The health IT industry lacked this kind of transparency prior to the requirements and these new listings, said Karen DeSalvo, national coordinator for health IT. The change should help providers choose technologies that meet the needs of their practices with better information about the costs, limitations and trade-offs of competing health IT products and services, she said.
“These new efforts to provide more and easier-to-understand information are critical to helping clinicians find the right tools to provide better care and improve the health of their patients,” DeSalvo said in a release.
“This information and our new websites will make the process of comparing and buying certified health IT simpler and better, discourage information blocking, and create clear incentives for developers to focus on the quality and usability of their products.”
Additionally, the 2015 requirements asked certified developers to attest if they’d voluntarily take further actions to support transparency.
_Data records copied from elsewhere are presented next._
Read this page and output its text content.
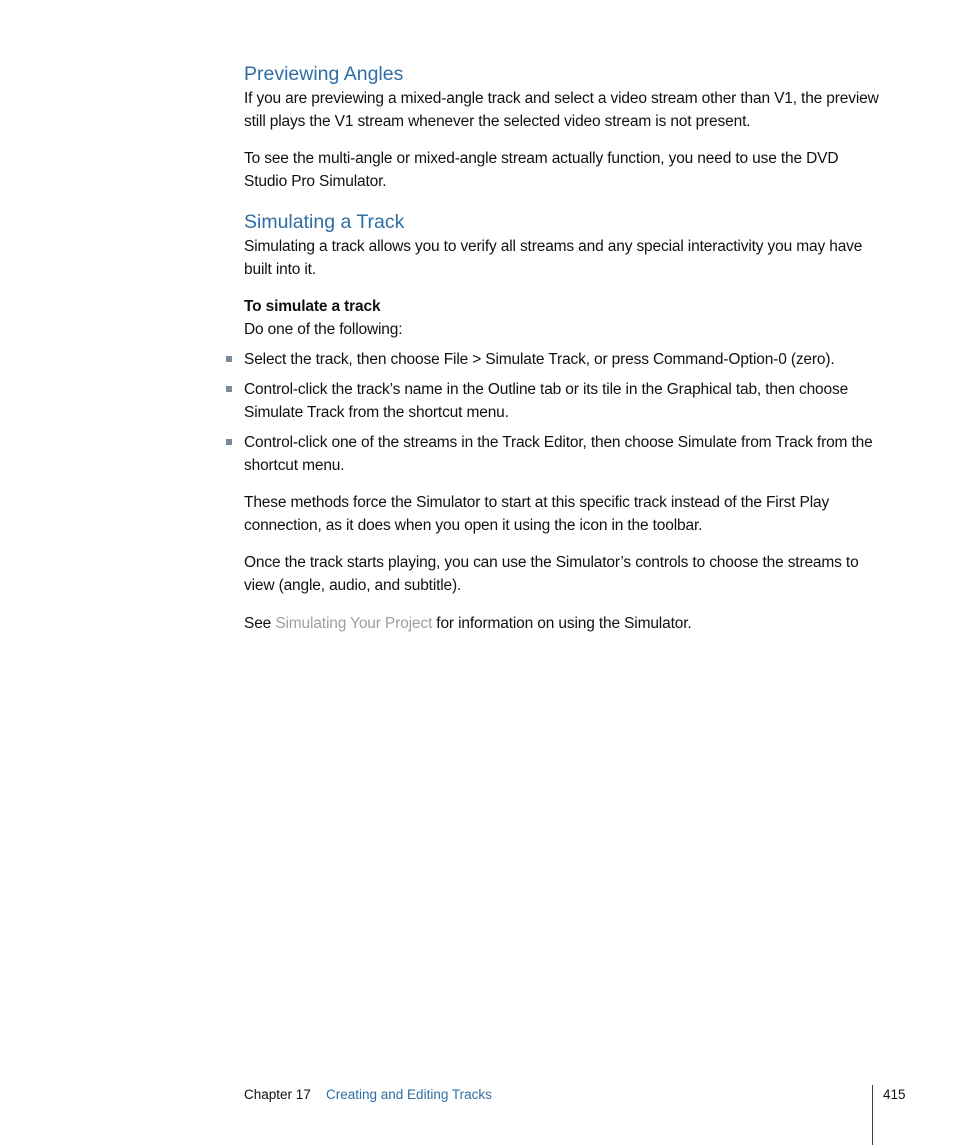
Previewing Angles
If you are previewing a mixed-angle track and select a video stream other than V1, the preview still plays the V1 stream whenever the selected video stream is not present.
To see the multi-angle or mixed-angle stream actually function, you need to use the DVD Studio Pro Simulator.
Simulating a Track
Simulating a track allows you to verify all streams and any special interactivity you may have built into it.
To simulate a track
Do one of the following:
Select the track, then choose File > Simulate Track, or press Command-Option-0 (zero).
Control-click the track’s name in the Outline tab or its tile in the Graphical tab, then choose Simulate Track from the shortcut menu.
Control-click one of the streams in the Track Editor, then choose Simulate from Track from the shortcut menu.
These methods force the Simulator to start at this specific track instead of the First Play connection, as it does when you open it using the icon in the toolbar.
Once the track starts playing, you can use the Simulator’s controls to choose the streams to view (angle, audio, and subtitle).
See Simulating Your Project for information on using the Simulator.
Chapter 17 Creating and Editing Tracks	415
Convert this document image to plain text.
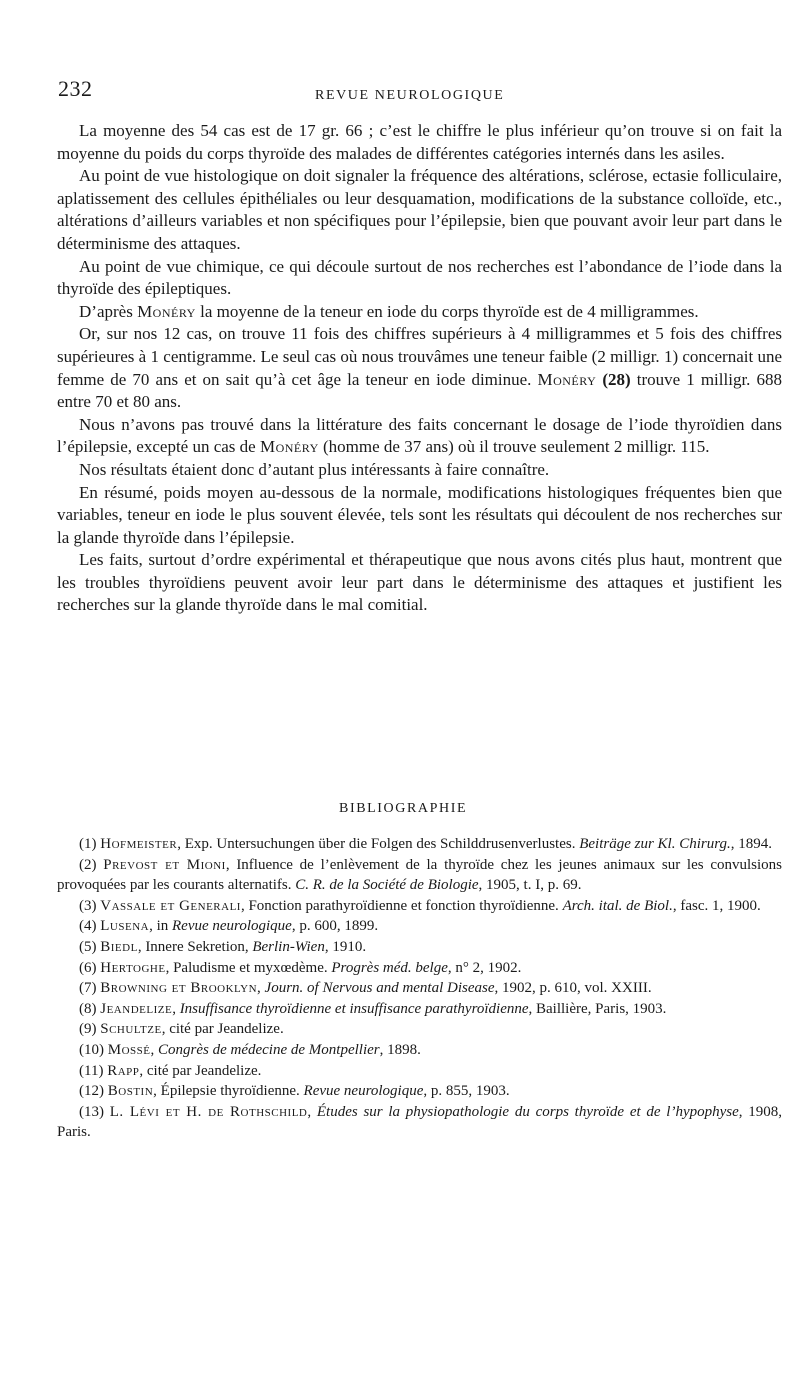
232	REVUE NEUROLOGIQUE

La moyenne des 54 cas est de 17 gr. 66 ; c’est le chiffre le plus inférieur qu’on trouve si on fait la moyenne du poids du corps thyroïde des malades de différentes catégories internés dans les asiles.

Au point de vue histologique on doit signaler la fréquence des altérations, sclérose, ectasie folliculaire, aplatissement des cellules épithéliales ou leur desquamation, modifications de la substance colloïde, etc., altérations d’ailleurs variables et non spécifiques pour l’épilepsie, bien que pouvant avoir leur part dans le déterminisme des attaques.

Au point de vue chimique, ce qui découle surtout de nos recherches est l’abondance de l’iode dans la thyroïde des épileptiques.

D’après Monéry la moyenne de la teneur en iode du corps thyroïde est de 4 milligrammes.

Or, sur nos 12 cas, on trouve 11 fois des chiffres supérieurs à 4 milligrammes et 5 fois des chiffres supérieures à 1 centigramme. Le seul cas où nous trouvâmes une teneur faible (2 milligr. 1) concernait une femme de 70 ans et on sait qu’à cet âge la teneur en iode diminue. Monéry (28) trouve 1 milligr. 688 entre 70 et 80 ans.

Nous n’avons pas trouvé dans la littérature des faits concernant le dosage de l’iode thyroïdien dans l’épilepsie, excepté un cas de Monéry (homme de 37 ans) où il trouve seulement 2 milligr. 115.

Nos résultats étaient donc d’autant plus intéressants à faire connaître.

En résumé, poids moyen au-dessous de la normale, modifications histologiques fréquentes bien que variables, teneur en iode le plus souvent élevée, tels sont les résultats qui découlent de nos recherches sur la glande thyroïde dans l’épilepsie.

Les faits, surtout d’ordre expérimental et thérapeutique que nous avons cités plus haut, montrent que les troubles thyroïdiens peuvent avoir leur part dans le déterminisme des attaques et justifient les recherches sur la glande thyroïde dans le mal comitial.

BIBLIOGRAPHIE

(1) Hofmeister, Exp. Untersuchungen über die Folgen des Schilddrusenverlustes. Beiträge zur Kl. Chirurg., 1894.

(2) Prevost et Mioni, Influence de l’enlèvement de la thyroïde chez les jeunes animaux sur les convulsions provoquées par les courants alternatifs. C. R. de la Société de Biologie, 1905, t. I, p. 69.

(3) Vassale et Generali, Fonction parathyroïdienne et fonction thyroïdienne. Arch. ital. de Biol., fasc. 1, 1900.

(4) Lusena, in Revue neurologique, p. 600, 1899.

(5) Biedl, Innere Sekretion, Berlin-Wien, 1910.

(6) Hertoghe, Paludisme et myxœdème. Progrès méd. belge, n° 2, 1902.

(7) Browning et Brooklyn, Journ. of Nervous and mental Disease, 1902, p. 610, vol. XXIII.

(8) Jeandelize, Insuffisance thyroïdienne et insuffisance parathyroïdienne, Baillière, Paris, 1903.

(9) Schultze, cité par Jeandelize.

(10) Mossé, Congrès de médecine de Montpellier, 1898.

(11) Rapp, cité par Jeandelize.

(12) Bostin, Épilepsie thyroïdienne. Revue neurologique, p. 855, 1903.

(13) L. Lévi et H. de Rothschild, Études sur la physiopathologie du corps thyroïde et de l’hypophyse, 1908, Paris.
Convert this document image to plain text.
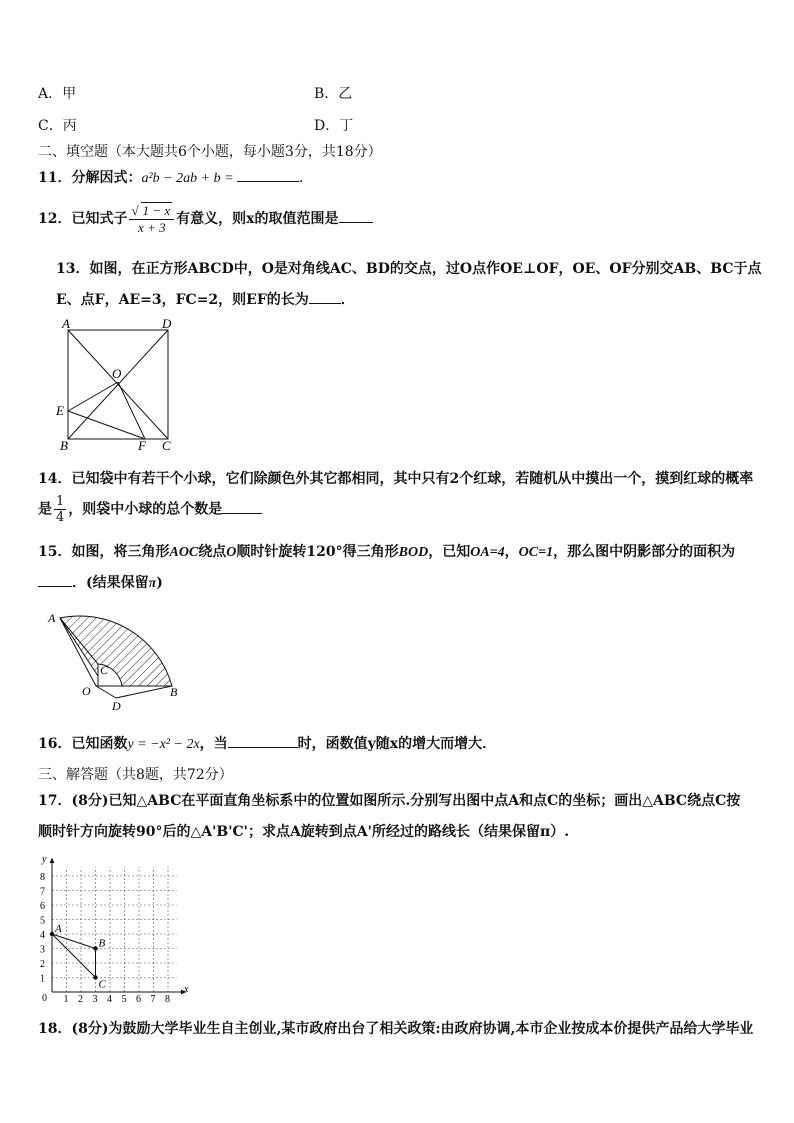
A．甲	B．乙
C．丙	D．丁
二、填空题（本大题共6个小题，每小题3分，共18分）
11．分解因式：a²b − 2ab + b =	．
12．已知式子 $\frac{√ 1 - x}{x + 3}$ 有意义，则x的取值范围是
13．如图，在正方形ABCD中，O是对角线AC、BD的交点，过O点作OE⊥OF，OE、OF分别交AB、BC于点
E、点F，AE=3，FC=2，则EF的长为 ．
A	D
O
E
B	F C
14．已知袋中有若干个小球，它们除颜色外其它都相同，其中只有2个红球，若随机从中摸出一个，摸到红球的概率
是 $\frac{1}{4}$ ，则袋中小球的总个数是
15．如图，将三角形AOC绕点O顺时针旋转120°得三角形BOD，已知OA=4，OC=1，那么图中阴影部分的面积为
．(结果保留π)
A
C
O
D
B
16．已知函数y = −x² − 2x，当	时，函数值y随x的增大而增大．
三、解答题（共8题，共72分）
17．(8分)已知△ABC在平面直角坐标系中的位置如图所示.分别写出图中点A和点C的坐标；画出△ABC绕点C按
顺时针方向旋转90°后的△A'B'C'；求点A旋转到点A'所经过的路线长（结果保留π）.
y
x
0 1
1
2
2
3
3
4
4
5
5
6
6
7
7
8
8
A
B
C
18．(8分)为鼓励大学毕业生自主创业,某市政府出台了相关政策:由政府协调,本市企业按成本价提供产品给大学毕业
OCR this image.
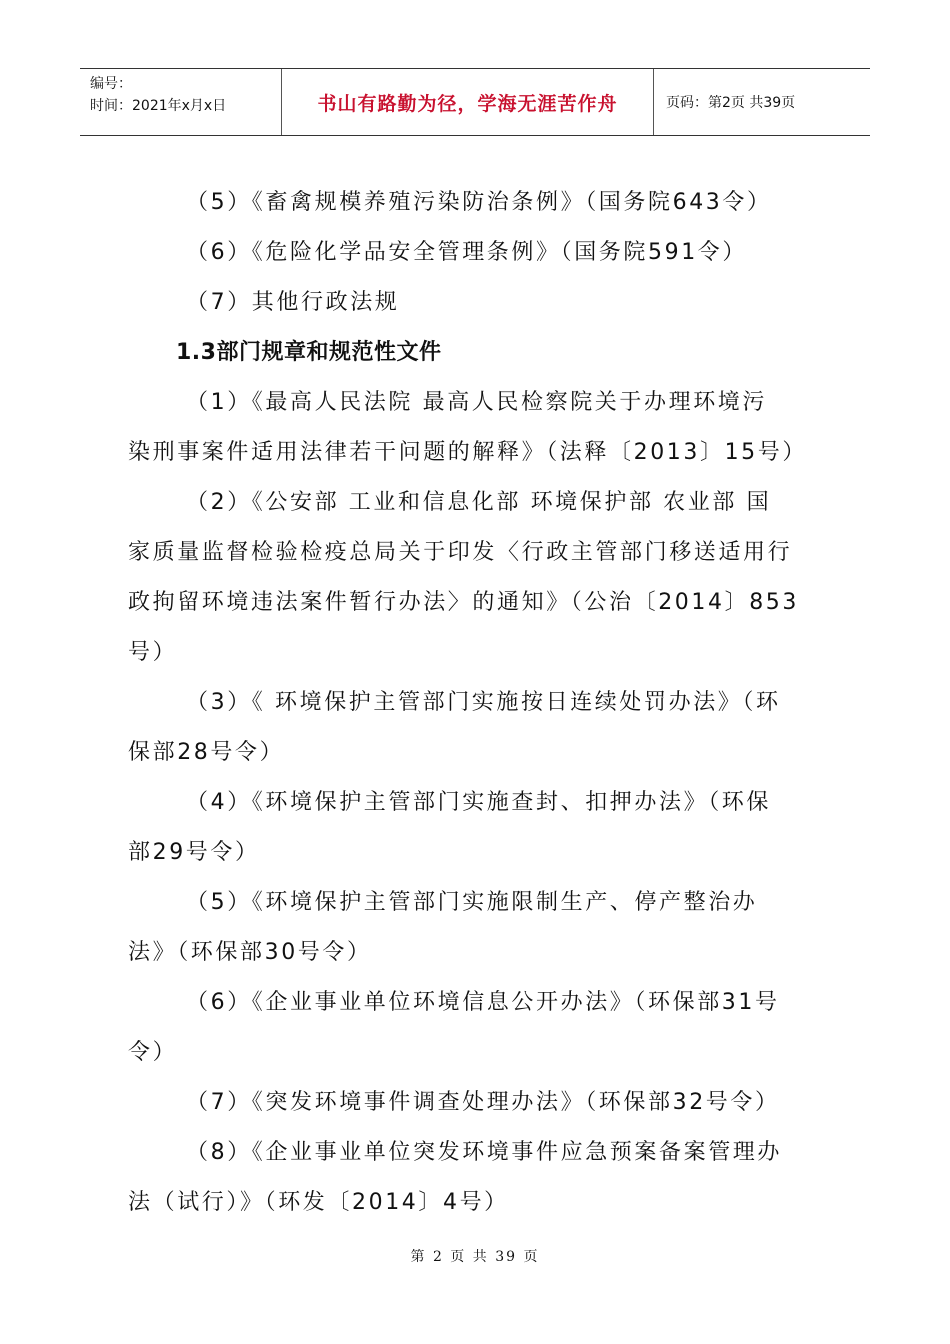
编号：
时间：2021年x月x日	书山有路勤为径，学海无涯苦作舟	页码：第2页 共39页
（5）《畜禽规模养殖污染防治条例》（国务院643令）
（6）《危险化学品安全管理条例》（国务院591令）
（7）其他行政法规
1.3部门规章和规范性文件
（1）《最高人民法院 最高人民检察院关于办理环境污
染刑事案件适用法律若干问题的解释》（法释〔2013〕15号）
（2）《公安部 工业和信息化部 环境保护部 农业部 国
家质量监督检验检疫总局关于印发〈行政主管部门移送适用行
政拘留环境违法案件暂行办法〉的通知》（公治〔2014〕853
号）
（3）《 环境保护主管部门实施按日连续处罚办法》（环
保部28号令）
（4）《环境保护主管部门实施查封、扣押办法》（环保
部29号令）
（5）《环境保护主管部门实施限制生产、停产整治办
法》（环保部30号令）
（6）《企业事业单位环境信息公开办法》（环保部31号
令）
（7）《突发环境事件调查处理办法》（环保部32号令）
（8）《企业事业单位突发环境事件应急预案备案管理办
法（试行）》（环发〔2014〕4号）
第 2 页 共 39 页
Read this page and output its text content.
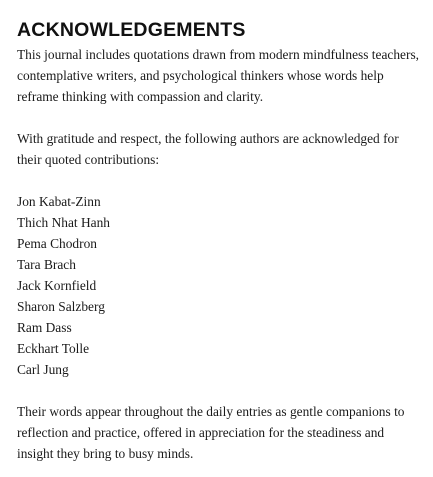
ACKNOWLEDGEMENTS

This journal includes quotations drawn from modern mindfulness teachers, contemplative writers, and psychological thinkers whose words help reframe thinking with compassion and clarity.

With gratitude and respect, the following authors are acknowledged for their quoted contributions:

Jon Kabat-Zinn
Thich Nhat Hanh
Pema Chodron
Tara Brach
Jack Kornfield
Sharon Salzberg
Ram Dass
Eckhart Tolle
Carl Jung

Their words appear throughout the daily entries as gentle companions to reflection and practice, offered in appreciation for the steadiness and insight they bring to busy minds.
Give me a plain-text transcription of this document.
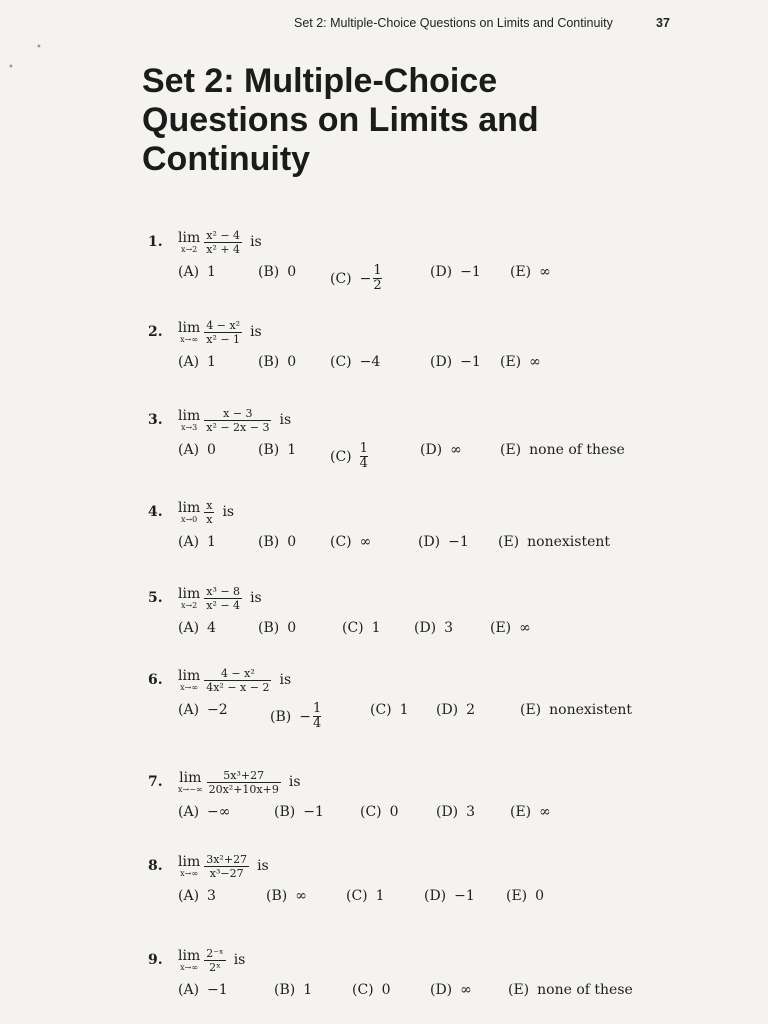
Set 2: Multiple-Choice Questions on Limits and Continuity	37
Set 2: Multiple-Choice
Questions on Limits and
Continuity
•
•
1.	lim
$x\to 2 \frac{\text{x² − 4}}{\text{x² + 4}}$ is
(A) 1	(B) 0 (C) − 1
2
(D) −1 (E) ∞
2.	lim
$x\to\infty \frac{\text{4 − x²}}{\text{x² − 1}}$ is
(A) 1	(B) 0 (C) −4	(D) −1 (E) ∞
3.	lim
$x\to 3 \frac{x - 3}{\text{x² − 2x − 3}}$ is
(A) 0	(B) 1 (C) 1
4
(D) ∞	(E) none of these
4.	lim
$x\to 0 \frac{x}{x}$ is
(A) 1	(B) 0 (C) ∞	(D) −1 (E) nonexistent
5.	lim
$x\to 2 \frac{\text{x³ − 8}}{\text{x² − 4}}$ is
(A) 4	(B) 0	(C) 1 (D) 3	(E) ∞
6.	lim
$x\to\infty \frac{\text{4 − x²}}{\text{4x² − x − 2}}$ is
(A) −2	(B) − 1
4
(C) 1 (D) 2	(E) nonexistent
7.	lim
$x\to-\infty \frac{\text{5x³+27}}{\text{20x²+10x+9}}$ is
(A) −∞	(B) −1	(C) 0	(D) 3 (E) ∞
8.	lim
$x\to\infty \frac{\text{3x²+27}}{\text{x³−27}}$ is
(A) 3	(B) ∞	(C) 1	(D) −1 (E) 0
9.	lim
$x\to\infty \frac{\text{2⁻ˣ}}{\text{2ˣ}}$ is
(A) −1	(B) 1	(C) 0	(D) ∞	(E) none of these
Nearly all developers said they would do so, which includes “engaging in an open dialogue about their business practices and making such information available to potential customers and others in more targeted and useful ways,” and providing “any requestor with the information disclosed about their products and service offerings,” according to an ONC blog post from Elise Sweeney Anthony, acting director of the Office of Policy, and Steve Posnack, director of the Office of Standards and Technology.
“I am thrilled that so many of our partners in the health IT developer community have reiterated their commitment to the work we are doing together to ensure that electronic health data flows seamlessly and securely where and when it is needed,” DeSalvo said.
ONC-Authorized Certification Bodies will surveil the disclosures and products to verify that developers are reporting accurate and compliant information. Developers who fail to meet the requirements will face corrective actions, the blog post says.
Over the past year, ONC has been on a campaign to stop health IT developers from information blocking, which the agency defines as “when persons or entities knowingly and unreasonably interfere with the exchange or use of electronic health information.”
The transparency in the new requirements and listings is crucial to ONC’s fight against this detrimental practice, said Jeff Coughlin, senior director of federal affairs at the Healthcare Information and Management Systems Society, an international health IT advocacy group.
“ONC has put a really big emphasis over the past year or so … on the idea of information blocking and how to limit it,” Coughlin said. “This is just another step that they’re taking to ensure that there is transparency out there in terms of what providers and purchasers can expect from different products, and another step to emphasize model practices for health information exchange and eliminating information blocking.”
All in all, he said, “I think it’s a huge step in the right direction in terms of ensuring that all stakeholders are informed about certified products and what they should be able to do.”